Gilla FC
- Short name: Gilla
- Founded: 2022; 4 years ago
- Ground: Jätkäsaaren tekonurmi Bolt Arena (Fenix Trophy)
- Capacity: ≈ 500 10 770
- Owner: Gilla Oy
- Manager: Arttu Heinonen
- League: Kolmonen
- 2025: Nelonen South Group 2, 1st of 12 (promoted)
- Website: https://gillafc.fi/

= Gilla FC =

Gilla Football Club (formerly Aston Gilla) is an association football club based in Helsinki, Finland.

==History==
Founded in 2022, Aston Gilla was created by Finnish YouTubers Joona Puhakka, Roope Rannisto, Olli Litmanen and Tuomas Mönkkönen. Due to their influence, Gilla FC is the most followed club in social media in Finland.

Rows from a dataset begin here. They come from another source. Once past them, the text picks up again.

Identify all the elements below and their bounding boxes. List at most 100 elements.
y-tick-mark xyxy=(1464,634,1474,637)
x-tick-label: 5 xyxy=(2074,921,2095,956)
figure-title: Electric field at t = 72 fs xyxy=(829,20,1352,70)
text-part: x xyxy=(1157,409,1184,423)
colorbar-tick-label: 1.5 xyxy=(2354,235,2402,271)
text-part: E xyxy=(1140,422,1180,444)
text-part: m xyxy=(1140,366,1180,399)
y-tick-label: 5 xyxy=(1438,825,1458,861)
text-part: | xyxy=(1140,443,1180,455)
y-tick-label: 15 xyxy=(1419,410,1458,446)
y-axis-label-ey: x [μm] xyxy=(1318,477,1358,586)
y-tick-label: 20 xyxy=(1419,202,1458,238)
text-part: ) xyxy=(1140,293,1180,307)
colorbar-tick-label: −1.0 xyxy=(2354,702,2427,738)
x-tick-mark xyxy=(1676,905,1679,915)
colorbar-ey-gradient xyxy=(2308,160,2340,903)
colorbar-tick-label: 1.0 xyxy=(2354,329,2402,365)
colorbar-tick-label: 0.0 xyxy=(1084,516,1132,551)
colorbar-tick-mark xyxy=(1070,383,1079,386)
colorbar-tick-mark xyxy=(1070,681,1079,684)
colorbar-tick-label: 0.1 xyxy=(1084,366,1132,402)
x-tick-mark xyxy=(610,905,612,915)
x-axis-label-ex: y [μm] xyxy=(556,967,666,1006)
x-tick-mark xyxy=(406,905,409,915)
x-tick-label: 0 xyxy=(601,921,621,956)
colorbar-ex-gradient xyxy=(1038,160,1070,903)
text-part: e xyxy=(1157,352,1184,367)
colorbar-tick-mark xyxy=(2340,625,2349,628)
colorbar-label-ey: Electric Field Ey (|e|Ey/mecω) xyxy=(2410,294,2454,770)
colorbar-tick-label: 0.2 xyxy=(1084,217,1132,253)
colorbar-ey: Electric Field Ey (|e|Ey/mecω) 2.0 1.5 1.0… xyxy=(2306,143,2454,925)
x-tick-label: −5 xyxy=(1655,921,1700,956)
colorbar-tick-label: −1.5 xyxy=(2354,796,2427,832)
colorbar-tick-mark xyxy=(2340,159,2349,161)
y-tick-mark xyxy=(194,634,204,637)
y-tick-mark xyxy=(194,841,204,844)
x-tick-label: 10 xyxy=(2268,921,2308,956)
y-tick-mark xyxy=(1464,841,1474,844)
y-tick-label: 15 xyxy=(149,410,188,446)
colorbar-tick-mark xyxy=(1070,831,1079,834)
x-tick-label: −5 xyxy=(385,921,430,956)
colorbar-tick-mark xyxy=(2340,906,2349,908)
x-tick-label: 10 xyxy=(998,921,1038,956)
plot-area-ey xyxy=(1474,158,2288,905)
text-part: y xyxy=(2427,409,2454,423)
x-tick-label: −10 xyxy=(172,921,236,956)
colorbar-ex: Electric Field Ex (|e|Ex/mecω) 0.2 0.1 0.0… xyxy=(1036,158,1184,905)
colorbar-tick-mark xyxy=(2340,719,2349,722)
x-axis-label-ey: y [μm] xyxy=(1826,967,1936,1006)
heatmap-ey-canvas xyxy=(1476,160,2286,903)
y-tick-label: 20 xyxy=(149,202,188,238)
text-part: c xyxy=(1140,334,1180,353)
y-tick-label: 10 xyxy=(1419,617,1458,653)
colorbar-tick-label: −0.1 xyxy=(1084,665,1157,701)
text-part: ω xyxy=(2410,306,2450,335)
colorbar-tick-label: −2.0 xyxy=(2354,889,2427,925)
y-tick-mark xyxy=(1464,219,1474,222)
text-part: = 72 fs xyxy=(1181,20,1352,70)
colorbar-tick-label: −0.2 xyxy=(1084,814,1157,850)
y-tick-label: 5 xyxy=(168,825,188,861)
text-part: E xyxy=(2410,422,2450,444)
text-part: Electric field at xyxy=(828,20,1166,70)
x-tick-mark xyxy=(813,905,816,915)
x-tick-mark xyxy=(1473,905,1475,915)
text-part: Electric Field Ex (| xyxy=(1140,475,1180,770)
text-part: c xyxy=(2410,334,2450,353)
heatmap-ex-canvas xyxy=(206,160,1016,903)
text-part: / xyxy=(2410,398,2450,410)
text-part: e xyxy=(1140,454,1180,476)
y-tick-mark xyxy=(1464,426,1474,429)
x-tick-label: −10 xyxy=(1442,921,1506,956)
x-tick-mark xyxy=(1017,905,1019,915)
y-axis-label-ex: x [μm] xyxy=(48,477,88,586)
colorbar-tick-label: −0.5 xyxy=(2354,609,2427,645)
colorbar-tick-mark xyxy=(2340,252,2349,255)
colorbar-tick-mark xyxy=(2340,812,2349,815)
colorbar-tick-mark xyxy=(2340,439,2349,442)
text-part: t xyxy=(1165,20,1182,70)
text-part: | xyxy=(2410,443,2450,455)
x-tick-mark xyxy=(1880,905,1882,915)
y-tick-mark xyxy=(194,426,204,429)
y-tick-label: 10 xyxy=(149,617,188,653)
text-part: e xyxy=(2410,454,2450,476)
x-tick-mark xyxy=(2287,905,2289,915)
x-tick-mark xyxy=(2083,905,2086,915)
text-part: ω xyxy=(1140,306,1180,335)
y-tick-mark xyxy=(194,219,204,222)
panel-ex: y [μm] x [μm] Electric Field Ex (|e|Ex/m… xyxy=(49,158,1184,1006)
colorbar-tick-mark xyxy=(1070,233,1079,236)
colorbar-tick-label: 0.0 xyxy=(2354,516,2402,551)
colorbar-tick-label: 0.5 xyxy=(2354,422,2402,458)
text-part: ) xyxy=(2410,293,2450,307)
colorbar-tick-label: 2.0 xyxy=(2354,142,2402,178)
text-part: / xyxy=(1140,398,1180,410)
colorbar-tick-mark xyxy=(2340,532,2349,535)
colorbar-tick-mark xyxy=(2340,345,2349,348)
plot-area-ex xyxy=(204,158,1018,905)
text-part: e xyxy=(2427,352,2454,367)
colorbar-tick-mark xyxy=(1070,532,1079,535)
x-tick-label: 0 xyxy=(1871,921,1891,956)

Aston Gilla got a spot in the Kutonen and they changed their name to Gilla FC. The club won their group and got promoted to the Vitonen. The same year Gilla FC participated in the Fenix Trophy.

Some notable former professional players such as Përparim Hetemaj, Ilari Mettälä, Duarte Tammilehto, Teemu Penninkangas, Niko Markkula, Youness Rahimi, Mauro Severino, Eero Markkanen, Sakari Mattila, Niko Markkula and Daniel Rantanen have played for the club.